In his weekly radio address Saturday, President Barack Obama announced a series of measures promoted by the oil industry to increase exploration and drilling, and already booming profits, in the Gulf of Mexico, Alaska and the Atlantic Ocean. Obama attempted to disguise the windfall for the energy conglomerates as an effort to provide relief to consumers facing skyrocketing gasoline prices, but the steps he laid out will do nothing to rein in prices at the pump.
The actions announced Saturday will not only lift all remaining restraints on the oil companies imposed after the eruption of the BP oil disaster 13 months ago, they will open up vast new areas to exploitation and provide new financial incentives to the oil giants. Obama did not even mention the BP spill, the greatest environmental disaster in US history, whose ecological, economic and health consequences continue to wreak havoc in the Gulf of Mexico and beyond.
The president said he was ordering the Interior Department to expand drilling in the Gulf of Mexico, including deep-water wells such as the Macondo well that gushed millions of gallons into the Gulf, to hold annual lease sales in Alaska’s National Petroleum Reserve, and to speed up geological research on exploration prospects off the south and mid-Atlantic seaboards.

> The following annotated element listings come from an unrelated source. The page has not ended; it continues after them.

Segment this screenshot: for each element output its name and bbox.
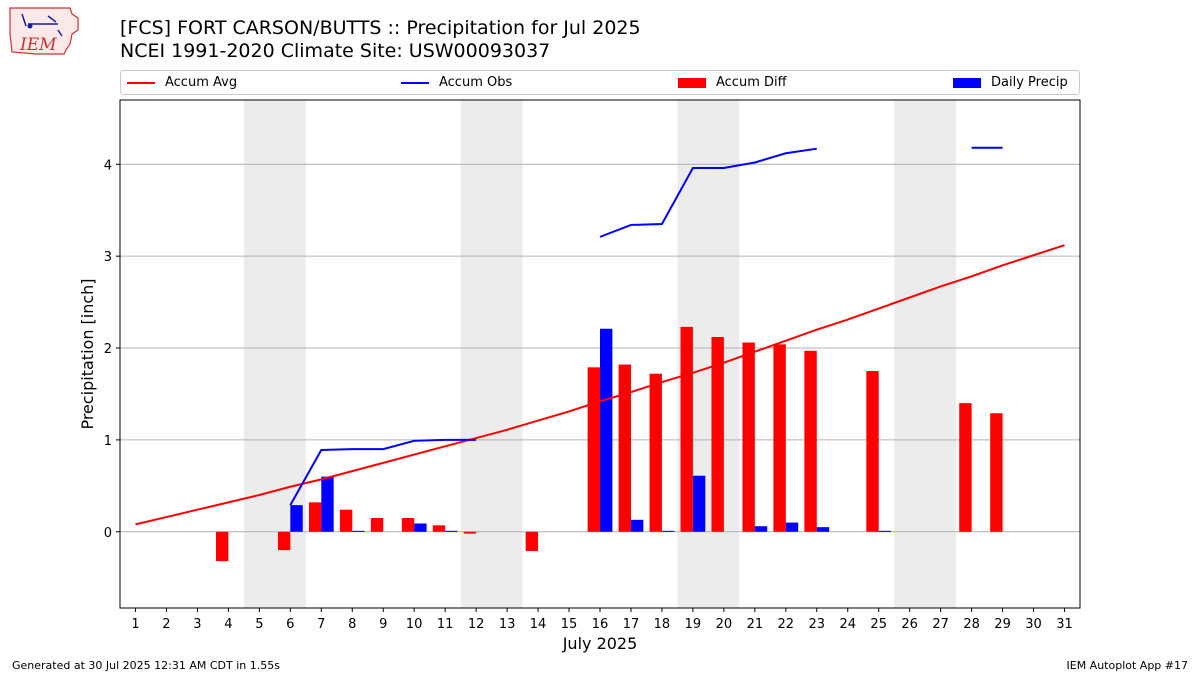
legend-item-accum-obs: Accum Obs — [401, 75, 512, 90]
x-tick-label: 2 — [162, 617, 170, 632]
bar-daily-precip — [600, 328, 613, 532]
legend-swatch — [953, 77, 981, 88]
y-tick-label: 1 — [104, 434, 112, 449]
bar-accum-diff — [587, 367, 600, 532]
x-tick-label: 30 — [1025, 617, 1042, 632]
x-tick-label: 22 — [778, 617, 795, 632]
bar-accum-diff — [742, 342, 755, 532]
bar-accum-diff — [618, 364, 631, 532]
y-axis-label: Precipitation [inch] — [78, 278, 97, 429]
x-tick-label: 20 — [716, 617, 733, 632]
bar-daily-precip — [321, 476, 334, 532]
series-line-accum-obs — [599, 147, 817, 238]
bar-accum-diff — [804, 350, 817, 532]
iem-logo: IEM — [6, 4, 82, 64]
bar-daily-precip — [692, 475, 706, 532]
legend-swatch — [127, 81, 155, 84]
bar-accum-diff — [711, 337, 724, 532]
x-tick-label: 11 — [437, 617, 454, 632]
bar-accum-diff — [339, 509, 353, 532]
series-line-accum-obs — [289, 438, 477, 506]
x-tick-label: 5 — [255, 617, 263, 632]
x-tick-label: 3 — [193, 617, 201, 632]
x-tick-label: 6 — [286, 617, 294, 632]
x-tick-label: 28 — [963, 617, 980, 632]
bar-accum-diff — [990, 413, 1003, 532]
weekend-shade — [894, 100, 957, 608]
x-tick-label: 9 — [379, 617, 387, 632]
x-tick-label: 7 — [317, 617, 325, 632]
series-line-accum-avg — [135, 244, 1065, 526]
bar-daily-precip — [352, 530, 365, 532]
x-axis-label: July 2025 — [562, 634, 638, 653]
y-tick-label: 0 — [104, 526, 112, 541]
x-tick-label: 17 — [623, 617, 640, 632]
bar-accum-diff — [866, 370, 879, 532]
bar-accum-diff — [308, 502, 322, 532]
bar-accum-diff — [959, 403, 972, 532]
bar-accum-diff — [525, 531, 539, 552]
legend-label: Accum Obs — [439, 75, 513, 90]
x-tick-label: 18 — [654, 617, 671, 632]
bar-daily-precip — [816, 527, 830, 532]
legend-swatch — [678, 77, 706, 88]
x-tick-label: 29 — [994, 617, 1011, 632]
bar-daily-precip — [878, 530, 892, 532]
x-tick-label: 1 — [131, 617, 139, 632]
bar-accum-diff — [773, 344, 786, 532]
x-tick-label: 16 — [592, 617, 609, 632]
legend: Accum Avg Accum Obs Accum Diff Daily Pre… — [120, 70, 1080, 95]
bar-daily-precip — [754, 526, 768, 532]
bar-accum-diff — [680, 326, 693, 532]
bar-daily-precip — [785, 522, 799, 532]
x-tick-label: 31 — [1056, 617, 1073, 632]
bar-accum-diff — [370, 517, 384, 532]
x-tick-label: 8 — [348, 617, 356, 632]
bar-accum-diff — [216, 531, 229, 562]
legend-item-accum-avg: Accum Avg — [127, 75, 237, 90]
bar-daily-precip — [661, 530, 675, 532]
x-tick-label: 23 — [809, 617, 826, 632]
y-tick-label: 4 — [104, 158, 112, 173]
x-tick-label: 26 — [901, 617, 918, 632]
x-tick-label: 10 — [406, 617, 423, 632]
footer-generated: Generated at 30 Jul 2025 12:31 AM CDT in… — [12, 659, 280, 672]
bar-accum-diff — [401, 517, 415, 532]
chart-subtitle: NCEI 1991-2020 Climate Site: USW00093037 — [120, 40, 551, 62]
legend-item-accum-diff: Accum Diff — [678, 75, 787, 90]
weekend-shade — [460, 100, 523, 608]
bar-accum-diff — [277, 531, 291, 551]
chart-title: [FCS] FORT CARSON/BUTTS :: Precipitation… — [120, 17, 641, 39]
x-tick-label: 4 — [224, 617, 232, 632]
legend-label: Accum Diff — [716, 75, 787, 90]
footer-app: IEM Autoplot App #17 — [1066, 659, 1189, 672]
x-tick-label: 27 — [932, 617, 949, 632]
logo-text: IEM — [19, 35, 57, 55]
y-tick-label: 3 — [104, 250, 112, 265]
bar-daily-precip — [290, 505, 303, 532]
x-tick-label: 15 — [561, 617, 578, 632]
x-tick-label: 19 — [685, 617, 702, 632]
bar-daily-precip — [445, 530, 458, 532]
x-tick-label: 21 — [747, 617, 764, 632]
y-tick-label: 2 — [104, 342, 112, 357]
legend-swatch — [401, 81, 429, 84]
legend-item-daily-precip: Daily Precip — [953, 75, 1068, 90]
x-tick-label: 14 — [530, 617, 547, 632]
x-tick-label: 25 — [870, 617, 887, 632]
bar-daily-precip — [630, 519, 644, 532]
x-tick-label: 24 — [839, 617, 856, 632]
legend-label: Accum Avg — [165, 75, 238, 90]
x-tick-label: 13 — [499, 617, 516, 632]
bar-accum-diff — [463, 531, 477, 534]
legend-label: Daily Precip — [991, 75, 1068, 90]
x-tick-label: 12 — [468, 617, 485, 632]
bar-accum-diff — [432, 525, 446, 532]
bar-daily-precip — [414, 523, 427, 532]
bar-accum-diff — [649, 373, 662, 532]
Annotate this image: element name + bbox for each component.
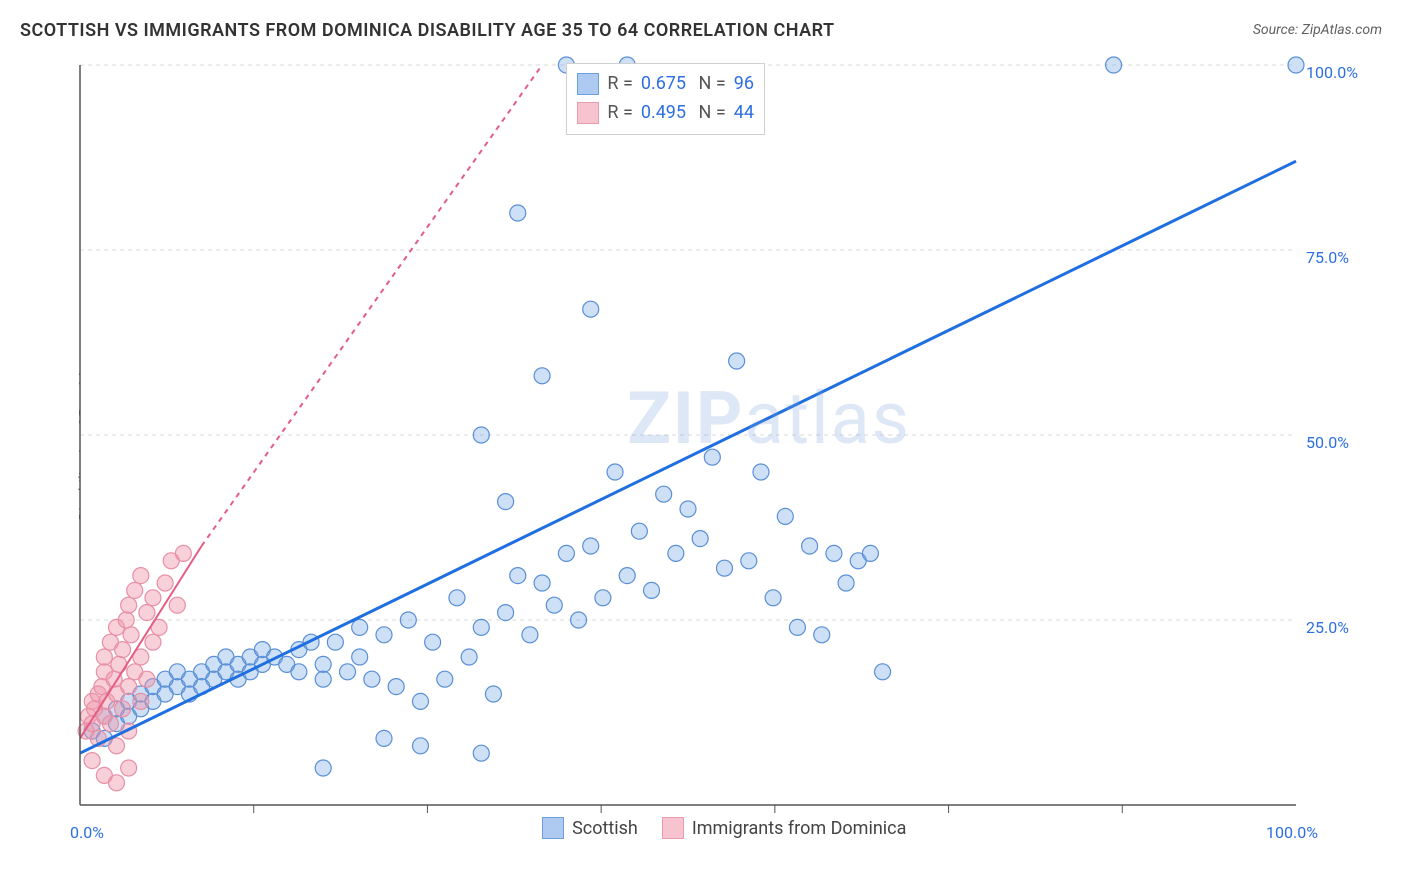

Obama also said he was granting the oil and gas industry an across-the-board one-year extension of leases held by companies in Alaska and the Gulf of Mexico to make up for delays resulting from the temporary moratorium imposed following the BP disaster.
The steps laid out on Saturday amounted to a return to the expansive drilling policy Obama announced in March 2010, shortly before the explosion that destroyed the Deepwater Horizon rig. In some important respects, however, they go even further.
Administration officials told the press that it is, for example, considering lowering royalty payments for companies that develop within the first three years of their leases, a step that could provide the big oil firms with billions of dollars in additional profits.
The administration will also consider making some Atlantic coastal waters available for exploration, a change from current policy which puts the entire Atlantic seaboard off limits to drilling until at least 2018.
The Alaska Petroleum Reserve is a 23.5-million acre tract (four times the size of New Jersey) that is home to millions of migratory birds and serves as hunting and fishing grounds to indigenous peoples. No drilling currently takes place in the reserve.
The administration said it would conduct at least one lease sale in the reserve this year and two in 2012.
Saying there are “no quick fixes” to $4-a-gallon gasoline prices, Obama began by touting a toothless task force led by the attorney general that is supposedly investigating fraud and manipulation of petroleum markets, “including any illegal activity by traders and speculators.” He avoided any reference to price-gauging by the oil companies themselves.
After outlining his steps to increase oil exploration and drilling, he once again attempted to strike a pseudo-populist pose, calling for the elimination of taxpayer subsidies for oil firms that he said amount to $4 billion a year. This is in line with the attempt of congressional Democrats to present themselves as opponents of big oil by pushing a bill that would eliminate $21 billion in tax incentives for the major oil companies over the next 10 years.
On Thursday, the Democratic-controlled Senate Finance Committee held a hearing at which the CEOs of the five largest oil firms that operate in the US testified. Democratic senators made a show of scolding the executives for defending tax breaks under conditions of profits in the tens of billions of dollars.
The CEOs barely concealed their contempt for their critics. The head of ConocoPhillips refused to apologize for a company press release that called the Democratic proposal “un-American.”
They are well aware, as are the White House and both political parties, that the measure has no chance of passing, with the Republicans solidly opposed and buttressed by Democratic senators from oil producing states, such as Mary Landrieu of Louisiana and Mark Begich of Alaska.
Senator Robert Menendez (Democrat of New Jersey), the sponsor of the bill to cut oil company tax incentives, pointed out after Obama’s Saturday address that opening the East and West Coasts to drilling would, according to government estimates, lower gas prices by only 3 cents a gallon by 2030.
Obama’s announcement of expanded oil company drilling followed the passage last week by the Republican-controlled House of Representatives of three bills that would go even further in opening up onshore and offshore regions to exploitation. While the White House denied there was any linkage, it is clear that the Obama administration is intent on shoring up its support within the corporate elite.
Nancy Pelosi, the top Democrat in the House of Representatives, hailed the White House plan for increasing “safe oil production.” She was joined by Lisa Murkowski, the Republican senator from Alaska, who said, “I’ve been strongly critical of this administration’s policies on domestic production, but today I want to give credit to the president.”